This guest post is by Kaiser Fung, from Junk Charts and Data Matter. He answers my question – “What is data and why should we care about it?”
Who’s got more data? The largest retailer in the world or the largest library in the world?
Walmart tends to over 500 terabytes of data (see here, here, etc.) while the Library of Congress, largest according to the Guinness Book of World Records, has a petty 20 terabytes, cowered by comparison.
To hear it from data warehouse vendors, data mining academics, data savvy politicians, or data fixated citizens, Walmart versus the LOC is like New World versus Old World, the future versus the past, fast versus slow, wired versus tired.
The more things change, the more they stay the same. The flood of data has not washed away these two age-old truisms.
- It’s not the Quantity, it’s the Quality.

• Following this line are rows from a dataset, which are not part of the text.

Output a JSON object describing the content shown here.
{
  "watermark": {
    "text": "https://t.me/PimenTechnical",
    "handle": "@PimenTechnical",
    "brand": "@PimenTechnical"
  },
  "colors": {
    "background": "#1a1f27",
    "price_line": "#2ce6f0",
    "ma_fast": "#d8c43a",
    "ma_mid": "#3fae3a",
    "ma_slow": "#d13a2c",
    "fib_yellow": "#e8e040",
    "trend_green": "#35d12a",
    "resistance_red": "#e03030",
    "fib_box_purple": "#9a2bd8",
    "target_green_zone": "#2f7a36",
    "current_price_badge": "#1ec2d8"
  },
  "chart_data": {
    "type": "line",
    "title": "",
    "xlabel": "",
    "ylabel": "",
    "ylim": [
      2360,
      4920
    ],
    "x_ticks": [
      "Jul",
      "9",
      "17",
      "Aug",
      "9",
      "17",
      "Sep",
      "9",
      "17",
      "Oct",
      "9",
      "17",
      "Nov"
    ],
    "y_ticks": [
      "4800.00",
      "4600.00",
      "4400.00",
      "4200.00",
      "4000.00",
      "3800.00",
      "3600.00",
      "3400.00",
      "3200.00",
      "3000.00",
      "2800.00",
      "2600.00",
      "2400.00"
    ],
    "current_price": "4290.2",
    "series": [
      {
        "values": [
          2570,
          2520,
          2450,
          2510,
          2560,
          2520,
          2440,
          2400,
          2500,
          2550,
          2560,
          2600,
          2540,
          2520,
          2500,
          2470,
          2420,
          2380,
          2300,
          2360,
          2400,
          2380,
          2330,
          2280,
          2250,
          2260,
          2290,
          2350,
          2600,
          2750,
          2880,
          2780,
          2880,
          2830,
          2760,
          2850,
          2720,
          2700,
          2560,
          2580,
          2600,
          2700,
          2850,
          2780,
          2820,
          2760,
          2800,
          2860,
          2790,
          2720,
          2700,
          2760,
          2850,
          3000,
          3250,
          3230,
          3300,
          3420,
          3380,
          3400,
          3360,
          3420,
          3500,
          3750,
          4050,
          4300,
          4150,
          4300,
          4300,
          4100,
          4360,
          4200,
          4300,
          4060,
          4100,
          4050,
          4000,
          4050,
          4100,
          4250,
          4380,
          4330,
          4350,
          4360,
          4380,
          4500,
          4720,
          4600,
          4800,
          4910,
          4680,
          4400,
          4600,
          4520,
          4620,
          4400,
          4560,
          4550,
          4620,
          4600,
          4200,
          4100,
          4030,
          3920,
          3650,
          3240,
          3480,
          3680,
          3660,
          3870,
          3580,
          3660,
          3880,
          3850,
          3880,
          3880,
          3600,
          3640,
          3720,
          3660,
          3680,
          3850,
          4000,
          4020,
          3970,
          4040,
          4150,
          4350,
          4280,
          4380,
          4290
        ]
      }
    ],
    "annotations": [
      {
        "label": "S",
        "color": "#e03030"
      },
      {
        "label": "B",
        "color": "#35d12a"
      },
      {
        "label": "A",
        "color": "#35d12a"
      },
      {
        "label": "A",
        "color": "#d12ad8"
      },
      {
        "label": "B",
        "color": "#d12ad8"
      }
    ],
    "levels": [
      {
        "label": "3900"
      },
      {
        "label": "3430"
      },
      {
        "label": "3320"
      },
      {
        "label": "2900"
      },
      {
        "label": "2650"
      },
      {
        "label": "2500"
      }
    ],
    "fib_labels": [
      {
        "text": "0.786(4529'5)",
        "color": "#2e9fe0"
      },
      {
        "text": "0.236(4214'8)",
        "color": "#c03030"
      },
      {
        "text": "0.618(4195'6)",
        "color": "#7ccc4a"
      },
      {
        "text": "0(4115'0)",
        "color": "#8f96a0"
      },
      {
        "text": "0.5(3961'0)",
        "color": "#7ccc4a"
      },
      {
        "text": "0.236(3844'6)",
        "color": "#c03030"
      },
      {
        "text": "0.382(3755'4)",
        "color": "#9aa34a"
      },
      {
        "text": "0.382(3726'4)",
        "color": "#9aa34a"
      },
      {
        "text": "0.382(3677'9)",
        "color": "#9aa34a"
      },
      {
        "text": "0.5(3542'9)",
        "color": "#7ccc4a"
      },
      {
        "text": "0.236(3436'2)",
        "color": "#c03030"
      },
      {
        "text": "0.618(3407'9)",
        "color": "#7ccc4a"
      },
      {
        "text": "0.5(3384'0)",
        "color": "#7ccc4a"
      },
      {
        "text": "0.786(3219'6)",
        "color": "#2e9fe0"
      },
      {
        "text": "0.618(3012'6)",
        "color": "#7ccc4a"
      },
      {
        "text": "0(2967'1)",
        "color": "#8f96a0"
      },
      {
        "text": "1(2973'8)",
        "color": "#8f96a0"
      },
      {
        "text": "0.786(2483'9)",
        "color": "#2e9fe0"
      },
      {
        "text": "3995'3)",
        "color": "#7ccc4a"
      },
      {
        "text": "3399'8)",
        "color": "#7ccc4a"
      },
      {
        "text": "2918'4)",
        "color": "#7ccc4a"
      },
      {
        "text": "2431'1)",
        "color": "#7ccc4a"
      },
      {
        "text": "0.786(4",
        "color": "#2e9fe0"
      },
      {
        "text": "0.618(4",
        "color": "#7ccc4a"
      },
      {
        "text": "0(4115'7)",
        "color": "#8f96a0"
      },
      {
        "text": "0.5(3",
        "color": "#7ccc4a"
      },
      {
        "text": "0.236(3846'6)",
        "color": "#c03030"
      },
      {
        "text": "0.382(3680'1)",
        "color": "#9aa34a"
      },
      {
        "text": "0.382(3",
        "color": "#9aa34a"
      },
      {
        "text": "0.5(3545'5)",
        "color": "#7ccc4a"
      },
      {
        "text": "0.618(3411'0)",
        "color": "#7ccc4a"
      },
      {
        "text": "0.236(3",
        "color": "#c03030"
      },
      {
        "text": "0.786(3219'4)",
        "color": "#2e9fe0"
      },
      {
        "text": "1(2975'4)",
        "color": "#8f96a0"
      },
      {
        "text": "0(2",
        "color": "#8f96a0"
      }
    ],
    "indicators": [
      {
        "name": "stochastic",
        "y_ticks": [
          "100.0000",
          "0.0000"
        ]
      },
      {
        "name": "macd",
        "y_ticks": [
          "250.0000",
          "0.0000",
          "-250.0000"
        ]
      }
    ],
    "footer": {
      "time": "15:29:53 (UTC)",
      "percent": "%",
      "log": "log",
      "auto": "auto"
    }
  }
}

Walmart knows to excruciating detail who bought what when: "we capture data on every item, for every customer, for every store, every day". In the Library of Congress reside a Gutenberg Bible, books in 470 languages, world newspapers from the past 300 years, millions of maps and sheet music, among other treasures.
So who’s got more data now?
Corollary: When More is Less
With riches of data has profused “data-rich” graphics, which takes Tufte’s data-ink ratio to ridiculous extremes. The result is more clutter, less clarity.
Consider the following chart of Google’s employees (found here, via Information Aesthetics).
It’s an example of pages of ink to illustrate one number. But let the imagination turn this into a data-rich graphic, and assume that the Googlers are ordered from most to least tenured, and the colors are associated with distinct job functions. So the blue one is employee #1, an engineer; the red one is employee #2, a business person; etc.
A lot of data but how much data really?
Some time ago, a more interesting take of this concept was used by the New York Times to illustrate casualties in Iraq.
Good statistics is always about data reduction. In this age of abundant data, it is technically challenging to infuse graphics with as much of it as possible. Resist the temptation to overdo it.
The most-to-least-tenured/color-by-business-function data rich graphic would probably only be useful and relevant up to a very small total number of employees.
The NY Times chart on deaths in Iraq is interesting and loaded with data. I’m not sure it wouldn’t be better to use multiple charts to present different aspects of the data separately. For example, a timeline of death count by day would give a better picture of this particular stat than does looking at rows and rows of boxes (it’s hard to note days with zero deaths unless one studies the dates).
Similar timelines showing the different causes of fatalities would help to note patterns in prevalence of, say, hostile fire vs suicide bombings. I find it harder to get this from the jumbled blobs of color in the large chart than I would from multiple-series timelines.
But as Nathan has reminded me in a private communication, you often need to attract readers to your analysis with colorful, attractive, “fun” charts.
The usual distinction drawn in the BI community is between data (where Wal-mart has 500 terabytes) and information.
Information might also be called “insights” or “intelligence” or something else, but involves some form of summary that makes the information useful to a decision maker.
This distinction is neither new nor ignored.
Are gigantic databases the new world? Sure.
Do they change the way we deal with statistics? Sure.
For one thing, there’s my old motto: “Data drives out analysis.” For example, if you are just able to keep aggregate data, you might need to model how much of a particular product to send to a store depending on size of store, seasonality, demographics of the trading area, and other analytic factors. Once you have all this data, in many cases you can simply say: what’s the average sales rate in this store at this price?
For another thing, large databases put a premium on the ability to automate analysis, so the statistician’s task isn’t to analyze a particular data set, but to figure out how to analyze data sets of this type (and define “type”) so useful results can be displayed. This puts a big premium on “robust”.
Can we think of information, insights, or intelligence as simply processed, cleaned, and/or processed data?
Nathan asks: “Can we think of information, insights, or intelligence as simply processed, cleaned, and/or processed data?”
Yes, with the added requirement that it be processed (usually aggregated or summarized) for some purpose. For example, a moving average used as a naive forecast is information — to a person who needs a naive forecast.
“Insights” is a current business buzzword. A lot of former VP’s of Marketing Research became VP’s of Insights over the past few years. It’s a cooler, less descriptive title.